HC Deb 13 May 1992 vol 207 cc144-5W
Mr. Riddick

To ask the President of the Board of Trade when he proposes to publish the Monopolies and Mergers Commission report on the United Kingdom Atomic Energy Authority; and if he will make a statement.

Mr. Hamilton

The report is published today. The commission was asked to carry out an extensive inquiry into the efficiency and costs of and the service provided by the United Kingdom Atomic Energy Authority (AEA).

The commission concludes that AEA is an organisation undergoing fundamental change, whose present structure had been in operation for only 16 months when the inquiry started. It concludes that AEA could continue to make efficiency and quality improvements, and could generate higher net revenue. It has identified particular weaknesses in financial and project control, investment appraisal and marketing and makes 58 recommendations for improving AEA's performance across all of its business.

The commission reports that it was none the less impressed by the expertise, enthusiasm and dedication of AEA's staff, and recognises the substantial progress made already with a radical change of culture. It notes AEA plans to cut its staff further, by a sixth, in order to contain costs and achieve a closer match of manpower to the needs of the businesses. It also says that future commercial viability will require significant growth and perhaps some financial reconstruction.

AEA is moving from a location-based management structure, providing a service on behalf of the Government, to a much more commercially driven business-based organisation. Its nine businesses (four nuclear and five industrial) have forecast external sales ranging from £14 million to £126 million in 1991–92. The new structure is still evolving and the commission found that it was too soon to reach firm conclusions about its success. The commission notes that AEA itself recognises that it still has a long way to go to complete its transformation into a fully commercial operation.

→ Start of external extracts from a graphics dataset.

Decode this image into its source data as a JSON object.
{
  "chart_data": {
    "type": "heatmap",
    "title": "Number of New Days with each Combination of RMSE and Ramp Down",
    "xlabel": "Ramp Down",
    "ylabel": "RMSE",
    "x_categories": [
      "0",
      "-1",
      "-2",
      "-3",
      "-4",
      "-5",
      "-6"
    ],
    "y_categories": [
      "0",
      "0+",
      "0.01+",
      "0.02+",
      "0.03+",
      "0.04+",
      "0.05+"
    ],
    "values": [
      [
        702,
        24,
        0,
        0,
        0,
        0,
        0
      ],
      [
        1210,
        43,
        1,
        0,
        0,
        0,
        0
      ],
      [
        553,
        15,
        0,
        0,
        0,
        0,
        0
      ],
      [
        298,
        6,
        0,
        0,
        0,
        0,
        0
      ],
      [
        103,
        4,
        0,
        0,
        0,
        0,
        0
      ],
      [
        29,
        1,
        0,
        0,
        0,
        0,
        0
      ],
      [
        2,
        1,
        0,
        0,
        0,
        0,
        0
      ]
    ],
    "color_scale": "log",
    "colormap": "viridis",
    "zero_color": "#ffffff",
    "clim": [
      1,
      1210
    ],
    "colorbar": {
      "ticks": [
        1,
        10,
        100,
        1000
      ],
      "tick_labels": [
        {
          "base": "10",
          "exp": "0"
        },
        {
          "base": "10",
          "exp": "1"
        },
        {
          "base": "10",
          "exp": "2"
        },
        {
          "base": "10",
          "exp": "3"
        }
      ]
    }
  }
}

he commission notes two other general considerations. First, AEA's nuclear activities still account for some two thirds of the external sales of AEA's businesses. Secondly, AEA's nine businesses, with activities ranging from nuclear research to petroleum services, rest uneasily in the public sector where their entrepreneurial activities are inevitably somewhat constrained. The commission has concluded that any decision on whether or not AEA's business activities should be removed from the public sector would be appropriate after completion of the review of nuclear power which the Government have announced they intend to carry out in 1994. It recognises that this would entail both some financial reconstruction and satisfactory arrangements for taking care of AEA's legacy of nuclear sites. Meanwhile, the commission has welcomed the steps AEA has taken, and is continuing to take, to reduce its very high overheads, although it fears that under present arrangements overheads are likely to remain uncomfortably large.

The AEA will produce a preliminary response to the commission's findings within three to four months, in the light of which my right hon. Friend will make a statement.